In that one sentence Eugene Hutz summed up the lingua franca that is Gogol's music. There's something for everyone in the gypsy part of town. Or you can say that from the screaming violin that makes one think of a fiddler on the roof of the world hopped up on steroids and speed, a juggernaut of that viiolent screaming little fiddle. Maybe its the accordian player in his striped shirt that makes you think convict and sailor wrapped up in one, or the two girls that come dancing out on stage beating cymbals and bass drum, who knows, sometimes I think its Eugene's ability to turn the slamming of a mike into a new percussion section that sets them apart. Whatever the secret sauce, seeing them live was both a treat and a joy that is incomporable. If you ever get a chance, run, don't walk, and do whatever needs be done in order to procure tickets to see their under dog world strike.

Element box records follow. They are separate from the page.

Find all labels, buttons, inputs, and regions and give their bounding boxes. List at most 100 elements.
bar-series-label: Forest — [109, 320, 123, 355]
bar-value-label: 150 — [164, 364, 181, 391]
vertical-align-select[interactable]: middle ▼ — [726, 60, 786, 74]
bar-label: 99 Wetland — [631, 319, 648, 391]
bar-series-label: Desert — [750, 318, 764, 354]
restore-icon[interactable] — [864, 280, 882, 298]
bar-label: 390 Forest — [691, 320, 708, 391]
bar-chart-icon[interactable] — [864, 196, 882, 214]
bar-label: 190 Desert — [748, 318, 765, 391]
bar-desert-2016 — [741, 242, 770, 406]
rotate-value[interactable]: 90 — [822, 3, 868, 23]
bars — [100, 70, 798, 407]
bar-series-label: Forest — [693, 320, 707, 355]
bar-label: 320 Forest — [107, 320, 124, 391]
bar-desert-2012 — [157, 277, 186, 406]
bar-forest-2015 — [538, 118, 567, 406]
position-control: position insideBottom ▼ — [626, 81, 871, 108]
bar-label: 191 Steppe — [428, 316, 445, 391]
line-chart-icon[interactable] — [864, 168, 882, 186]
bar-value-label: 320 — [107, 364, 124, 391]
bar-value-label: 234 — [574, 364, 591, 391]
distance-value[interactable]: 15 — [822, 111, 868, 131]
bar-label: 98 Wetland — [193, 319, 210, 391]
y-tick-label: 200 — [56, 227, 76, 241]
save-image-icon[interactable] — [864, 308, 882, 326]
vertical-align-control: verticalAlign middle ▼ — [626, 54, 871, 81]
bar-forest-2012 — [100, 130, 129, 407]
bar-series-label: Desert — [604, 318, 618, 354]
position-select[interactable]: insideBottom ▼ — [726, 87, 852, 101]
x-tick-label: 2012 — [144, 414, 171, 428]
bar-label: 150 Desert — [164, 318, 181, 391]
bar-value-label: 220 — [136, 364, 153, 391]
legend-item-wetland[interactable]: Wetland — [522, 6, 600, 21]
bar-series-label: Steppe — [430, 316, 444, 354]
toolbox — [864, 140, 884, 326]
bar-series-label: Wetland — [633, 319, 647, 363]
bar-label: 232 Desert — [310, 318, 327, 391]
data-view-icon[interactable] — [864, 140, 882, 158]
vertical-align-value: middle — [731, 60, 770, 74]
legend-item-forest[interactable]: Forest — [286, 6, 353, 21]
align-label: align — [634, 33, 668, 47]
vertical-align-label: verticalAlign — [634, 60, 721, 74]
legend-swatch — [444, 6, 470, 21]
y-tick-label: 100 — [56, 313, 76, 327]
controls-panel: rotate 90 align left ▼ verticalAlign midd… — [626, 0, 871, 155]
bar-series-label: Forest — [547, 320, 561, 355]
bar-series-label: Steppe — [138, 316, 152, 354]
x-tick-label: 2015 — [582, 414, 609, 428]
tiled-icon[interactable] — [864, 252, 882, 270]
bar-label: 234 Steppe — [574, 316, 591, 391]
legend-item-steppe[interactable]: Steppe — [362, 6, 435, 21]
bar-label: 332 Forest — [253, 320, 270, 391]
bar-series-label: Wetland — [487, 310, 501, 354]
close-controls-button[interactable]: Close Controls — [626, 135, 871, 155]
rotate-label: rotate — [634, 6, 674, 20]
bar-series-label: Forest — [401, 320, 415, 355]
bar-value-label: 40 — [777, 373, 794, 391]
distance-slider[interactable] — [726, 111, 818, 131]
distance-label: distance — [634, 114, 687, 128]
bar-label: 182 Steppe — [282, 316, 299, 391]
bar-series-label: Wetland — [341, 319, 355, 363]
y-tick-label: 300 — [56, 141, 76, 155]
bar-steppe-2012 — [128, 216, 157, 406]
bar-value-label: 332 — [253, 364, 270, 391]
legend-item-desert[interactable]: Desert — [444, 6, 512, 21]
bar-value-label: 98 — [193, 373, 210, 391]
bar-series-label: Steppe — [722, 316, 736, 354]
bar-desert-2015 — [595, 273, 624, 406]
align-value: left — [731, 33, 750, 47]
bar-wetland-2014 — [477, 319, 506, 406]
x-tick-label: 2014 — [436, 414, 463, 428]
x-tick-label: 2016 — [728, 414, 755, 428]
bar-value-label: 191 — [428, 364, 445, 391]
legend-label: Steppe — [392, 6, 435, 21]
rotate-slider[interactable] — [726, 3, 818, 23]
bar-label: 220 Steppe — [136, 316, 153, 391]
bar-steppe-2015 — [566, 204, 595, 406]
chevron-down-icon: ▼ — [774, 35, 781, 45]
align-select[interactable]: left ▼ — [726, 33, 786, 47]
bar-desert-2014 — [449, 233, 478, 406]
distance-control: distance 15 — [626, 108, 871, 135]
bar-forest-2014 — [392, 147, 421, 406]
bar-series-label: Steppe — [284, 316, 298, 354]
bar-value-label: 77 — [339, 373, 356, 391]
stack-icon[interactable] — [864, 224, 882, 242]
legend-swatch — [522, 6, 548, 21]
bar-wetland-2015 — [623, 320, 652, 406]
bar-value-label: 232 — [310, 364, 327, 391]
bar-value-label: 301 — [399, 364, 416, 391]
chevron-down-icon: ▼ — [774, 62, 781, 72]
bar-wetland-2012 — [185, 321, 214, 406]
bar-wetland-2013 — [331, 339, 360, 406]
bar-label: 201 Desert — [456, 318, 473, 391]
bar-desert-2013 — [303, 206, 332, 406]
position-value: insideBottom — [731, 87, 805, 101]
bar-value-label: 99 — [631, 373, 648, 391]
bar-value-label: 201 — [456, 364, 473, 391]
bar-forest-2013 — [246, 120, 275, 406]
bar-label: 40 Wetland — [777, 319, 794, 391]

So really, what makes it that amazing? Simply put, energy. "Fuck it! Its Friday night" was their raison d'ĂȘtre to play a 45 minute encore that was nearly as long as their set. Yeah, they gave of themselves for two friggin hours! I couldn't keep up, I don't know how they were able to do it, but Slim's was on fire. People were jumping, fans were screaming and "dogs were barking." Its unreal how much they bring to bear, sonically on stage. How you can get lost in that perverse folkloric feal that is amped, stretched, pulled and refashioned into a sound bolder than the lands from which it hails. Its gypsy music that appropriated punk rock, that stole the gypsy soul, that commandeered the rhythm section from a couple dozen different countries and created a unique flavor of rock and roll that leaves you deaf, drained and exhausted from the joy of participating in something that is as much give as it is take. I'm not sure these cats could've sustained that rampage for that long had it not been for the fact the crowd was a perfect conduit to share in that electrical feeling of complete abandon that comes from live music. Yeah, its Dionysian in the pure sense of intoxication, it brings the entire audience, the space which they fill, the sound which permeates all of them, into that unique state of primordial oneness when all form ceases to matter: it doesn't matter how you dance so long as you're dancing, or how you applaude, or how you salute, nothing ceases to matter as you melt into a cosmic vibration.
Ok, so I'm waxing a little poetic here. I know, a bit of the deep end, but so was the entire show. But it was kinda perfect that way, you know? The end of the show, or the encore, or their second set as the case may be, featured the girls back on stage with cymbals and bass drum. The drum found its way onto the hands of the crowd and the girl lept up onto the drum straddling it and continuing to play while the crowd held her atop their heads. She came down off the drum while Eugene turned the mike into a small bongo by placing a plastic bucket over it and using a pair of drumsticks to knock out a rockin' rhythm. He decided to trade places with the little drummer girl and lept up on the drum and proceeded to stand straight up, nearly to the height of the lighting tressel with arms raised proclaiming victory. Yeah, they left their mark.
The next night after my hearing returned we went to see Everything Is Illuminated that features Eugene as co(?)star? I don't know, he kinda stole the show if you ask me and although "the rigid search" is the brainchild of Jonathan, it seems like we're more interested in the life and well being of Alex, our hip-hop loving Ukranian Jew in denial. There's a kind of unfinished quality to the movie, something that is left to be questioned when its all over. The film is a mixture of black humor (the first half) and family drama that reaches back to the war years and reminds us about the very personal, humbling stories of individuals. Those vast numbers of dead mean little unless charged with the intimacy of a single face, a pair of hands, the birth and death that is one person's life. I was reminded of the life and daeth of Celan, Amery and Borowski. They all lived, survived the camps, the war but succumbed to their own questions: survivor's guilt.
See both, the latter being more accessable than the first, but if you can, see them, at the very least, you'll get a kick out of the antics, at the most, you'll fall passionately in love with the night and feel drunk even if you hardly drank.